From a shell script, how can I check whether a MySQL database exists?

Question

mysqladmin -uroot create foo returns an exit status of 1 if foo exists, and 0 otherwise, but of course it will also create the database if it doesn't already exist. Is there some easy way to simply check whether a database exists?

Answer 1

mysql -e "SHOW DATABASES LIKE 'foo'" should help you.
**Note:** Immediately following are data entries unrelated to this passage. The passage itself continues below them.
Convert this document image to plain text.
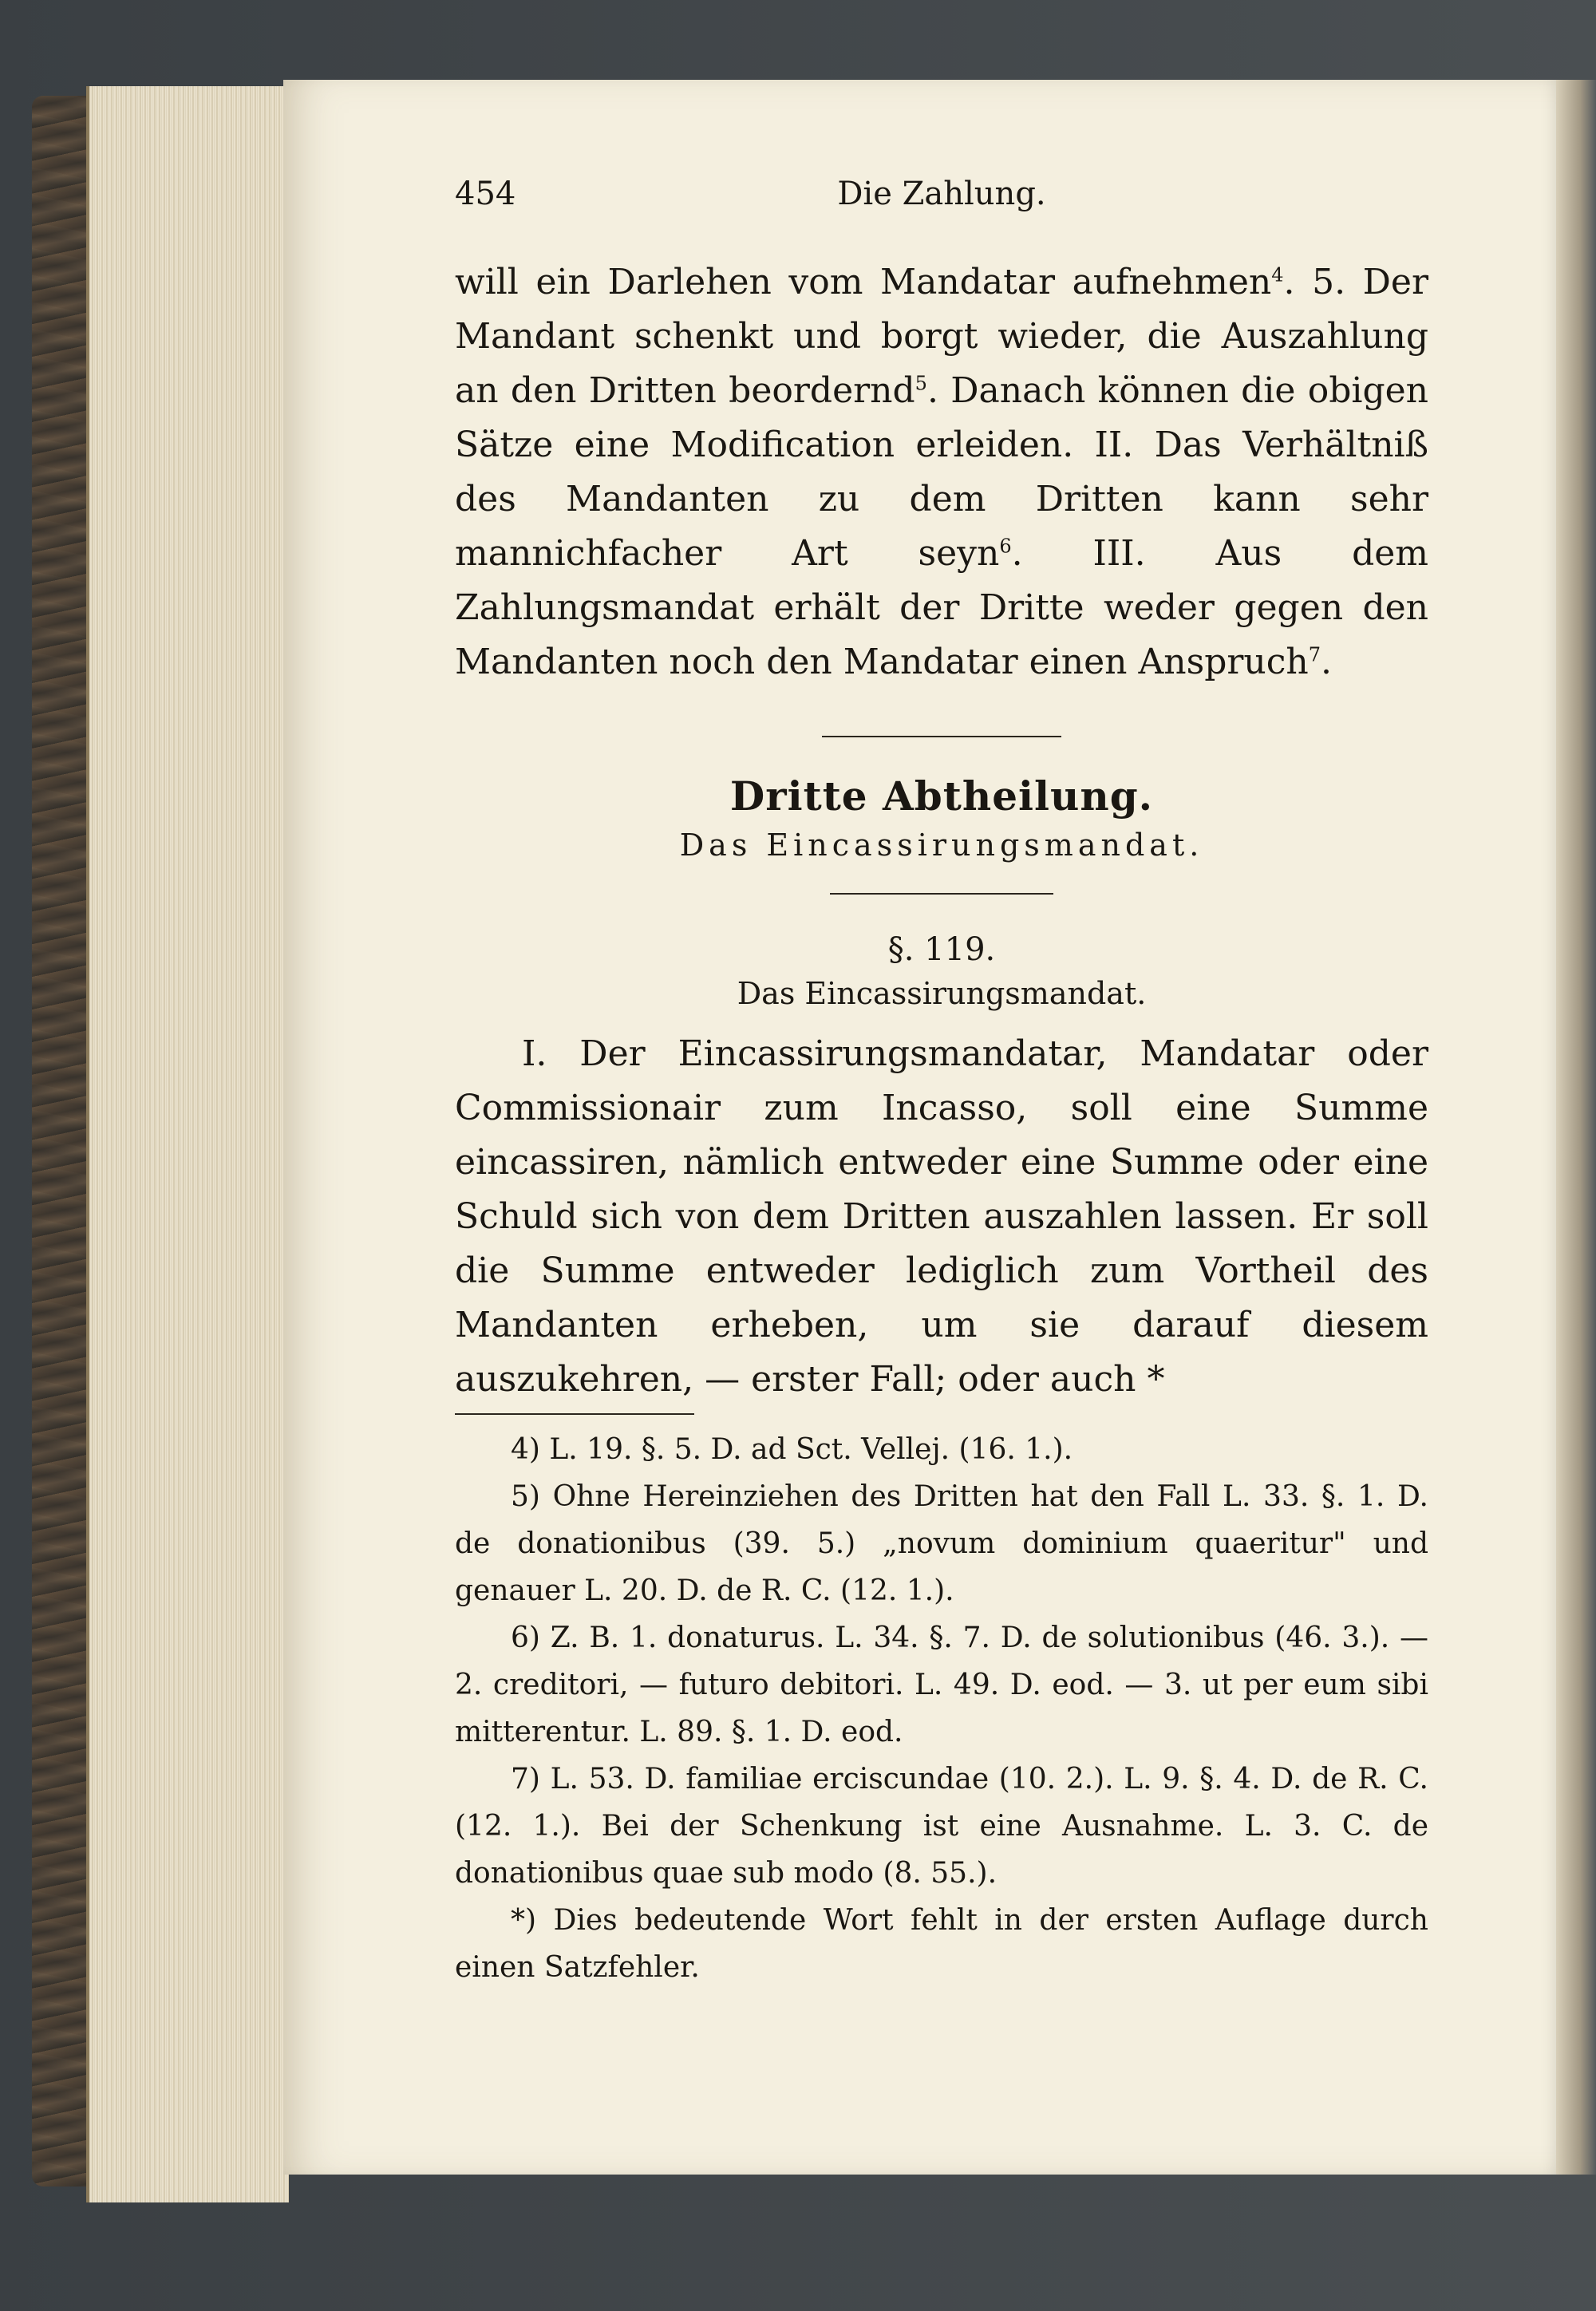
454	Die Zahlung.

will ein Darlehen vom Mandatar aufnehmen$^4$. 5. Der Mandant schenkt und borgt wieder, die Auszahlung an den Dritten beordernd$^5$. Danach können die obigen Sätze eine Modification erleiden. II. Das Verhältniß des Mandanten zu dem Dritten kann sehr mannichfacher Art seyn$^6$. III. Aus dem Zahlungsmandat erhält der Dritte weder gegen den Mandanten noch den Mandatar einen Anspruch$^7$.

Dritte Abtheilung.
Das Eincassirungsmandat.
§. 119.
Das Eincassirungsmandat.

I. Der Eincassirungsmandatar, Mandatar oder Commissionair zum Incasso, soll eine Summe eincassiren, nämlich entweder eine Summe oder eine Schuld sich von dem Dritten auszahlen lassen. Er soll die Summe entweder lediglich zum Vortheil des Mandanten erheben, um sie darauf diesem auszukehren, — erster Fall; oder auch *

4) L. 19. §. 5. D. ad Sct. Vellej. (16. 1.).

5) Ohne Hereinziehen des Dritten hat den Fall L. 33. §. 1. D. de donationibus (39. 5.) „novum dominium quaeritur" und genauer L. 20. D. de R. C. (12. 1.).

6) Z. B. 1. donaturus. L. 34. §. 7. D. de solutionibus (46. 3.). — 2. creditori, — futuro debitori. L. 49. D. eod. — 3. ut per eum sibi mitterentur. L. 89. §. 1. D. eod.

7) L. 53. D. familiae erciscundae (10. 2.). L. 9. §. 4. D. de R. C. (12. 1.). Bei der Schenkung ist eine Ausnahme. L. 3. C. de donationibus quae sub modo (8. 55.).

*) Dies bedeutende Wort fehlt in der ersten Auflage durch einen Satzfehler.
http://dev.mysql.com/doc/refman/5.1/en/show-databases.html

Answer 2

Databases in MySQL are folders in the filesystem. That make it damn easy to find whether a database exists:

test -d "/var/lib/mysql/databasename"

In this case, /var/lib is the datadir of MySQL. The nice thing about this snippet is that it won't need a MySQL daemon running, neither does it need credentials. Of course the user running the command must be allowed to descend into that directory.

Answer 3

A bit hacky, but this will print 1 if foo does not exist, 0 otherwise:

mysqlshow -u root foo 2>&1 >/dev/null | awk ' { print /Unknown database/ }'

Answer 4

From http://www.jbmurphy.com/2011/02/08/quick-check-if-a-mysql-database-exists/ this is more akin to what I wanted:

$DBNAME="dblookingfor" DBEXISTS=$(mysql --batch --skip-column-names -e "SHOW DATABASES LIKE '"$DBNAME"';" | grep "$DBNAME" > /dev/null; echo "$?") if [ $DBEXISTS -eq 0 ];then echo "A database with the name $DBNAME already exists. exiting" exit; fi

Answer 5

I realize this was answered a long time ago, but it seems much cleaner to me to do this:

mysql -u root -e 'use mydbname'

If the database exists, this will produce no output and exit with returncode == 0.

If the database does not exist, this will produce an error message on stderr and exit with returncode == 1. So you'd do something like this:

if ! mysql -u root -e 'use mydbname'; then
  ...do stuff to create database...
fi

This operates nicely with shell scripts, doesn't require any processing of the output, and doesn't rely on having local filesystem access.